Ok, let’s start breaking it down. First of all, and most importantly, if you didn’t buy an international lottery ticket, how do you expect to win an international lottery? You know how a lottery works. You buy a ticket, you enter to win. How come in this case, people throw the rules of common sense out the window? “It came to me in an email. It must be legitimate. They mention lawyers in it, it must be legal.” No no no! It’s like viruses. If it’s not expected, it’s likely trouble.

Next, how did they get your email address? If they don’t say how they got it, chances are pretty damn high that it was through illegal means or just random spamming. They didn’t find you because of some promotional technique unless they tell you what that is. For instance, “you deal with company X. We are one of company X’s affiliates, and as part of something you signed that allows company X to share information with its affiliates, we got your info.” Of course, you’d have to actually deal with company X and you would have had to have signed something that they refer to for this to be valid.

Next, how do you even know who this person is, and since you don’t know who they are, how can you just tell them all your personal information?
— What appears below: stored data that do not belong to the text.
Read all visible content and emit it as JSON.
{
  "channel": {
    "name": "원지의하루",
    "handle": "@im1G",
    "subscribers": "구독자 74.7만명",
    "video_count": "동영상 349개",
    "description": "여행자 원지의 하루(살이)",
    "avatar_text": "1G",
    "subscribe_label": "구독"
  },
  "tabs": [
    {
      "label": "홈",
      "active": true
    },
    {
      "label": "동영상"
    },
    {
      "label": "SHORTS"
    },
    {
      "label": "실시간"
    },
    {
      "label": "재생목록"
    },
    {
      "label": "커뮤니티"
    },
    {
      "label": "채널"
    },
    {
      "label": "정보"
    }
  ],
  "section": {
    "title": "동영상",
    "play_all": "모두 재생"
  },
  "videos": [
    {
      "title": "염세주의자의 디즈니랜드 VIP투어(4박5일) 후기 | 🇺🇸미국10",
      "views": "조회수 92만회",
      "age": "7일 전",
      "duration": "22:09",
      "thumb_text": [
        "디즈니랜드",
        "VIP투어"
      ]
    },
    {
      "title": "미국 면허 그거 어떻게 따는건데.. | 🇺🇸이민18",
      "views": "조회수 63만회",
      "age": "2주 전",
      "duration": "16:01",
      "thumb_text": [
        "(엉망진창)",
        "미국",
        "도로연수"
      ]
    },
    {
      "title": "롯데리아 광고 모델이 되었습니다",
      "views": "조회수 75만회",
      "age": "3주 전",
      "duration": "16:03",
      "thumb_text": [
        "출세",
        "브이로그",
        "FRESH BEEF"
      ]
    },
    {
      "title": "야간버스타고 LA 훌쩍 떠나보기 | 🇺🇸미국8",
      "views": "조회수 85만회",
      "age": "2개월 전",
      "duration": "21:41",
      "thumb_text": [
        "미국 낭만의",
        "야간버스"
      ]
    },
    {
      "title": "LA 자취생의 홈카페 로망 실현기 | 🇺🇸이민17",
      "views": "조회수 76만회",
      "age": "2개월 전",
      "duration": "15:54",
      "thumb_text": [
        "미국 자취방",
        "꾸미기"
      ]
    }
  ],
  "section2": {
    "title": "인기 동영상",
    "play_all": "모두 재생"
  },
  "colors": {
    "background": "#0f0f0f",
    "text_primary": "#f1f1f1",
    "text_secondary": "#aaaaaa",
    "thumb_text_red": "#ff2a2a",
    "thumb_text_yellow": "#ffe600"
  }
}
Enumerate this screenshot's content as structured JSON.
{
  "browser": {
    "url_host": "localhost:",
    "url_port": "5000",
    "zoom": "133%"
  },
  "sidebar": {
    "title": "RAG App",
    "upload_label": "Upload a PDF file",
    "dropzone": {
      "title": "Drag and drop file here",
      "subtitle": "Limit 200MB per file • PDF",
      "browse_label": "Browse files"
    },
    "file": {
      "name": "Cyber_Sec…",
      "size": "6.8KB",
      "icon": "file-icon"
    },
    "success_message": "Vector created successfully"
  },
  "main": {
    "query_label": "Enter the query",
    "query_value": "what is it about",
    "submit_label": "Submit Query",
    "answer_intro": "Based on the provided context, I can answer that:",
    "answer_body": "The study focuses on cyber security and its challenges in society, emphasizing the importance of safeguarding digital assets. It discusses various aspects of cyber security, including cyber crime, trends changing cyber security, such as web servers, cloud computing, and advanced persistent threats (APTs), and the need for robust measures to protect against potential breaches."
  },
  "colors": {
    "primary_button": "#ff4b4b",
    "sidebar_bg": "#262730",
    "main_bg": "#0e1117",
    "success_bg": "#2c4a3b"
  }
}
Shouldn’t there be something a little more official or formal than, “send all your stuff here”? Doesn’t that make it way too easy for them to get enough information to, oh, say, commit identity theft?

And, don’t you find it a bit odd that you’re having to pay legal fees and they don’t even tell you how much they are or what they will entail?

Finally, this email came from the Netherlands. That is the place where a lot of these international lottery *scams* come from. So if it’s from the Netherlands saying ya won big bucks, chances are it’s big bullshit.

I was just so shocked that this person, a smart person in so many ways, fell for this. So please! Everyone! Don’t send money and personal information to people who claim you’ve one big international bucks. You haven’t, unless you actually bought a ticket. That stuff doesn’t just come for free. All that comes for free out of this crap is trouble.

No Thanks

I just learned something that I really didn’t want to know. Apparently you can rent sex toys. Yes, rent them, like you would a video or a car.

If you’re interested, and judging by some of the stuff that shows up in our search results more than a few of you probably are, have a look at
Rent-a-Dildo.com – Sex Toys Online.

Of particular interest to me is the
How It Works
section, where great pains are taken to not tell you how they clean this stuff before the next guy gets his hands and everything else on it.

Ug, I may never visit a second-hand store again.